Childhood and adolescent-onset type 2 diabetes is associated with poorer glycemic control and more severe diabetes-related outcomes (hypertension and dyslipidemia) than adult-onset type 2 diabetes.
If it’s poorly controlled, type 2 diabetes can impact nearly all organs in the body, affect healthy growth and development, and lead to disability down the road. But remember that with simple diet and lifestyle modifications, your child can grow healthily and live a healthy life.
Since the crux of most childhood obesity rests on an imbalance between caloric input and output, physical activity is crucial for the prevention and management of both obesity and type 2 diabetes. Parental physical activity and parental encouragement of exercise are both related to their children’s activity level.
Some evidence suggests that joint physical activity, involving parents and kids exercising together, is particularly beneficial.
Choose physical activities that are fun for both of you, ones that feel more like games than chores. Consider taking a nature guidebook on a hike with your child to identify trees, bugs, and birds, or incorporate the family dog in a backyard soccer game.
Modelling healthy eating is also important for your kids, although this one can be a bit more of a challenge when you’re dealing with picky eaters!
Try wrangling your kids and teens into the kitchen to help you cook dinner. This helps them learn about nutrition and may also encourage them to be more adventurous about trying new healthy foods.
When you’re shopping for groceries, minimize the amount of potentially obesogenic foods in your cart, including sugary drinks, processed foods, candy, animal products, and refined grains.
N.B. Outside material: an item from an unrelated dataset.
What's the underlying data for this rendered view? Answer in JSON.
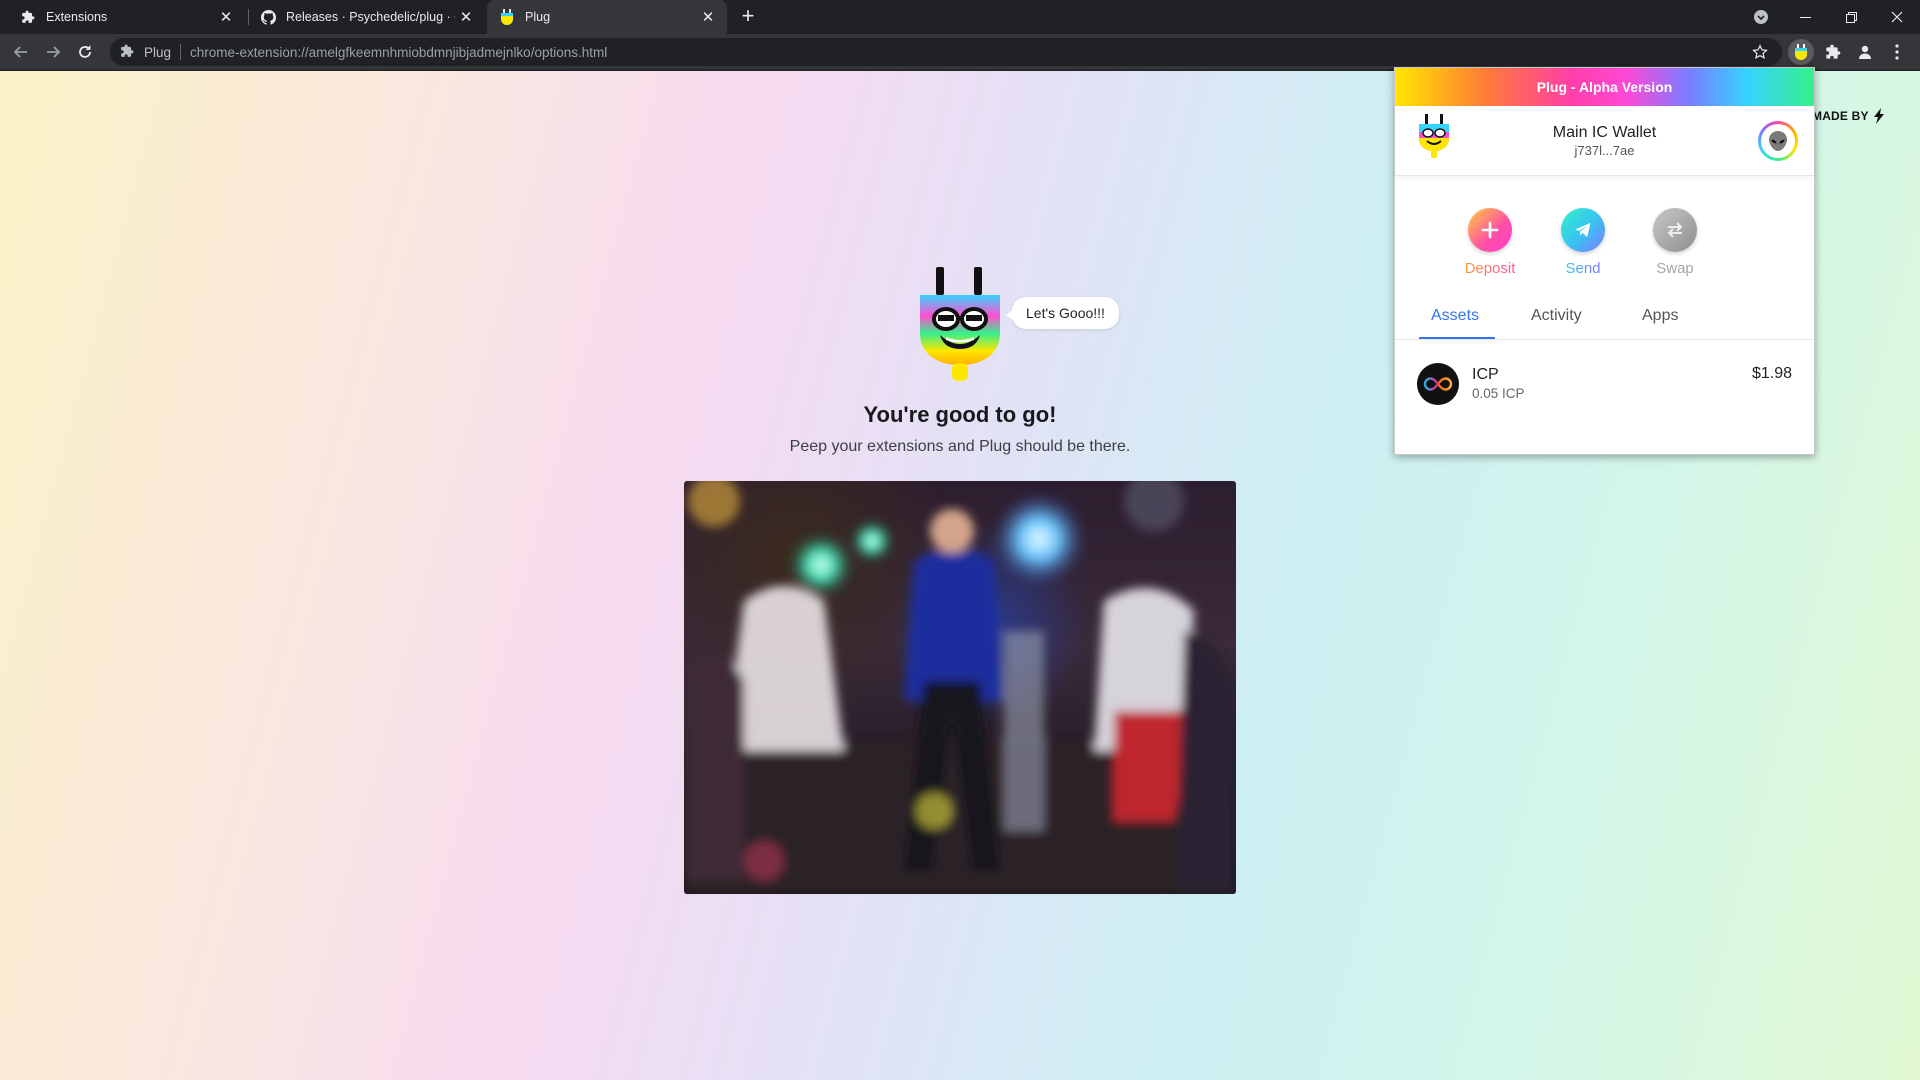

The Mediterranean diet, which is low in processed foods and high in vegetables and fish, is beneficial for reducing glucose levels and BMI in children with abdominal adiposity.
To help your child reduce overconsumption of calories, try serving dinner on smaller plates and give them a vegetable-rich snack before dinner. Swap liquid calories in the form of pop and juice for water. If your child is water-averse, try popping a few berries in their water for some added flavour.
Food pairings: Avoid blood sugar spikes by pairing a carbohydrate-rich food with a source of protein, healthy fat, or fibre.
Low glycemic index foods: Include berries, apples, and vegetables, and opt for whole rather than white grains.
Chromium and magnesium foods: Encourage foods such as broccoli and turkey (rich in chromium) and spinach and tuna (rich in magnesium), which improve blood sugar regulation and insulin sensitivity.
Minimize sugar intake: Avoid pop, baked goods, candy, and processed foods.
Evidence suggests that children with diet-related obesity have a poor makeup of bacteria in the gut. The probiotic strains Bifidobacterium and Lactobacillus are associated with healthy gut bacteria; their levels have been found to improve with weight loss, among obese children. These strains of probiotics can be beneficial as a supplement to assist weight loss in kids with obesity.
Supplementing with prebiotic fibre also improves appetite control, positively affects the gut microbiome, and reduces body fat in kids with overweight and obesity.
There is an association between vitamin D deficiency and obesity in kids. Low vitamin D also negatively affects pancreatic cell function and insulin sensitivity, which suggests that deficiency may be implicated in poor glucose control in obese children. It’s likely beneficial for Canadian kids to supplement with vitamin D throughout winter, at least, and get their blood levels tested to adjust their dosage.
If your child has type 2 diabetes or if you’re tracking their risk, it is important to regularly monitor blood sugar with an at-home glucometer or with routine blood work.
In addition to testing fasting glucose, glucose tolerance, and Hba1c, ask your GP or ND to test for fasting insulin. Insulin resistance can show in the blood years before glucose becomes high. Results can give you a head start on implementing diet and lifestyle modifications for your child.